VIPS Component Key Principles Examples of Hearing healthcare Practice
V – Valuing people with dementia and those who care for them • Valuing people with dementia, regardless of their level of cognitive impairment
• Promoting the rights and citizenship of people with dementia and their families/supporters.
• Rooting out the practice that might discriminate against people with dementia.
• Ensuring there is access to hearing care services to meet hearing needs regardless of the level of cognitive impairment
• Staff training/awareness to promote knowledge and understanding of dementia
• Supporting staff to make positive changes to practice to meet the needs of people with dementia
I – Seeing the individuality of people living with dementia • No two people with dementia are alike.
• ‘One-size-fits-all’ approaches and interventions will not work for everyone
• Practices that are flexible and draw on knowledge and understanding of the person to find means of “connecting” and building trust and rapport, using preferred modes of communication and interaction.
• Assessment and rehabilitation approaches tailored to individual needs.
P – Looking at the world from the perspective of the person • An individual’s perception of their current situation and their immediate surroundings may be very different from how others perceive it.
• Impairments to memory and perception may mean the person misinterprets what is happening.
• Recognize that a hearing assessment may be perceived as something confusing and frightening by the person with dementia.
• Be attentive to the person’s words as well as their nonverbal communication including behaviors that may communicate a need or emotion.
• Consider the physical environment and how it may be perceived by and impact the person with dementia.
S – A social environment that supports relationships and interactions that promote well-being. • How we enable the person with dementia to feel safe, respected, and included.

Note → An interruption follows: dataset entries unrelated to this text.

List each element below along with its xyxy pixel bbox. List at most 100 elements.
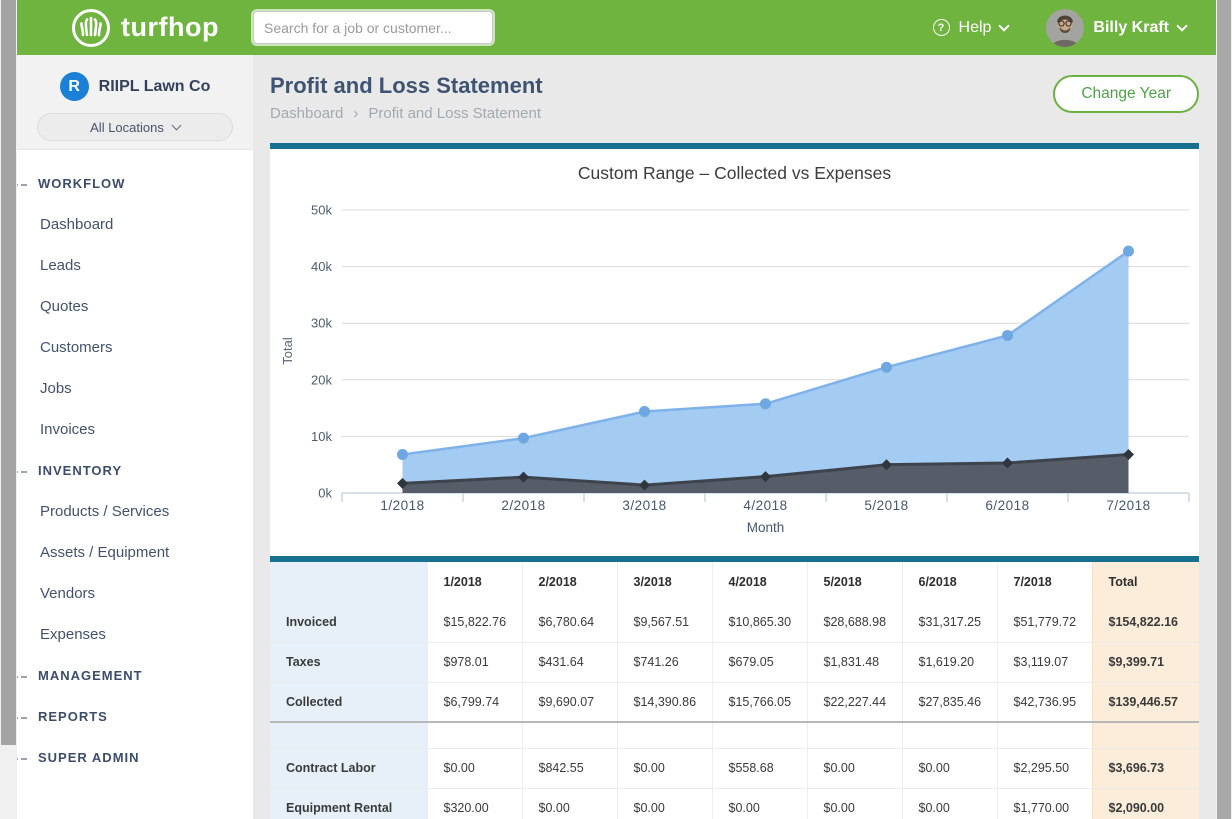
user-name: Billy Kraft [1093, 19, 1169, 37]
marker-collected [1123, 246, 1134, 257]
cell-value: $3,119.07 [997, 642, 1092, 682]
change-year-button[interactable]: Change Year [1053, 75, 1199, 113]
chevron-down-icon [171, 121, 181, 131]
cell-value: $1,831.48 [807, 642, 902, 682]
y-tick-label: 20k [311, 372, 332, 387]
location-filter-dropdown[interactable]: All Locations [37, 113, 233, 141]
column-header-6-2018: 6/2018 [902, 562, 997, 602]
sidebar-item-row: Assets / Equipment [17, 532, 253, 573]
column-header-5-2018: 5/2018 [807, 562, 902, 602]
sidebar-section-row: INVENTORY [17, 450, 253, 491]
marker-collected [1002, 330, 1013, 341]
breadcrumb: Dashboard›Profit and Loss Statement [270, 105, 541, 122]
sidebar-item-leads[interactable]: Leads [17, 257, 253, 274]
brand-logo[interactable]: turfhop [70, 7, 219, 49]
sidebar-item-invoices[interactable]: Invoices [17, 421, 253, 438]
sidebar-scrollbar[interactable] [0, 0, 17, 819]
cell-value: $842.55 [522, 748, 617, 788]
company-name: RIIPL Lawn Co [99, 78, 211, 96]
sidebar-section-reports: REPORTS [17, 709, 108, 724]
cell-value: $0.00 [617, 748, 712, 788]
user-menu[interactable]: Billy Kraft [1046, 9, 1186, 47]
pl-table-card: 1/20182/20183/20184/20185/20186/20187/20… [270, 556, 1199, 819]
sidebar-item-row: Customers [17, 327, 253, 368]
x-tick-label: 2/2018 [501, 498, 545, 513]
sidebar-item-row: Products / Services [17, 491, 253, 532]
marker-collected [518, 433, 529, 444]
page-scrollbar[interactable] [1216, 0, 1232, 819]
column-header-1-2018: 1/2018 [427, 562, 522, 602]
table-row-invoiced: Invoiced$15,822.76$6,780.64$9,567.51$10,… [270, 602, 1199, 642]
sidebar-item-quotes[interactable]: Quotes [17, 298, 253, 315]
avatar [1046, 9, 1084, 47]
y-tick-label: 30k [311, 316, 332, 331]
cell-value: $28,688.98 [807, 602, 902, 642]
main-content: Profit and Loss Statement Dashboard›Prof… [253, 55, 1216, 819]
cell-value: $0.00 [427, 748, 522, 788]
cell-value [902, 722, 997, 748]
app-screen: turfhop ? Help [0, 0, 1232, 819]
cell-value: $978.01 [427, 642, 522, 682]
sidebar-item-row: Expenses [17, 614, 253, 655]
sidebar-section-row: REPORTS [17, 696, 253, 737]
marker-collected [397, 449, 408, 460]
table-spacer-row [270, 722, 1199, 748]
cell-value: $10,865.30 [712, 602, 807, 642]
sidebar-item-jobs[interactable]: Jobs [17, 380, 253, 397]
cell-value: $431.64 [522, 642, 617, 682]
sidebar-item-dashboard[interactable]: Dashboard [17, 216, 253, 233]
brand-name: turfhop [121, 12, 219, 43]
help-menu[interactable]: ? Help [933, 19, 1009, 37]
cell-value [807, 722, 902, 748]
sidebar-item-row: Jobs [17, 368, 253, 409]
sidebar-item-vendors[interactable]: Vendors [17, 585, 253, 602]
cell-value: $741.26 [617, 642, 712, 682]
sidebar-item-expenses[interactable]: Expenses [17, 626, 253, 643]
sidebar-section-row: WORKFLOW [17, 163, 253, 204]
row-label: Taxes [270, 642, 427, 682]
cell-value: $31,317.25 [902, 602, 997, 642]
y-axis-title: Total [280, 337, 295, 365]
row-label [270, 722, 427, 748]
table-row-contract-labor: Contract Labor$0.00$842.55$0.00$558.68$0… [270, 748, 1199, 788]
breadcrumb-separator-icon: › [353, 105, 358, 122]
cell-total [1092, 722, 1199, 748]
cell-value: $320.00 [427, 788, 522, 819]
company-switcher[interactable]: R RIIPL Lawn Co [17, 72, 253, 101]
sidebar-scrollbar-thumb[interactable] [1, 0, 16, 745]
row-label: Invoiced [270, 602, 427, 642]
table-row-taxes: Taxes$978.01$431.64$741.26$679.05$1,831.… [270, 642, 1199, 682]
row-label: Contract Labor [270, 748, 427, 788]
app-header: turfhop ? Help [17, 0, 1216, 55]
sidebar-item-assets-equipment[interactable]: Assets / Equipment [17, 544, 253, 561]
cell-value: $9,567.51 [617, 602, 712, 642]
row-label: Equipment Rental [270, 788, 427, 819]
x-tick-label: 7/2018 [1106, 498, 1150, 513]
sidebar-section-workflow: WORKFLOW [17, 176, 125, 191]
search-input[interactable] [253, 11, 493, 44]
cell-value: $22,227.44 [807, 682, 902, 722]
sidebar-item-products-services[interactable]: Products / Services [17, 503, 253, 520]
sidebar-section-row: SUPER ADMIN [17, 737, 253, 778]
chart-body: Custom Range – Collected vs Expenses 0k1… [270, 149, 1199, 556]
sidebar: R RIIPL Lawn Co All Locations WORKFLOW Da… [17, 55, 253, 819]
cell-value: $2,295.50 [997, 748, 1092, 788]
cell-value: $1,619.20 [902, 642, 997, 682]
marker-collected [881, 362, 892, 373]
sidebar-item-customers[interactable]: Customers [17, 339, 253, 356]
x-tick-label: 6/2018 [985, 498, 1029, 513]
cell-value: $42,736.95 [997, 682, 1092, 722]
cell-value: $679.05 [712, 642, 807, 682]
cell-total: $3,696.73 [1092, 748, 1199, 788]
column-header-total: Total [1092, 562, 1199, 602]
cell-value: $6,799.74 [427, 682, 522, 722]
table-row-equipment-rental: Equipment Rental$320.00$0.00$0.00$0.00$0… [270, 788, 1199, 819]
sidebar-nav: WORKFLOW Dashboard Leads Quotes Customers Job… [17, 150, 253, 778]
table-row-collected: Collected$6,799.74$9,690.07$14,390.86$15… [270, 682, 1199, 722]
page-title: Profit and Loss Statement [270, 73, 543, 99]
cell-value [997, 722, 1092, 748]
sidebar-section-row: MANAGEMENT [17, 655, 253, 696]
page-scrollbar-thumb[interactable] [1217, 0, 1231, 819]
breadcrumb-dashboard[interactable]: Dashboard [270, 105, 343, 122]
sidebar-item-row: Quotes [17, 286, 253, 327]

• Meeting of social and psychological needs as well as physical needs.
• Developing skills in communication to build trusting relationships.
• Aiming for familiarity and emotional support by enabling the presence of a family member/important other at appointments/assessments where the person with dementia agrees.
• Always addressing and involving the person with dementia even where communication is difficult and a carer/significant other is present.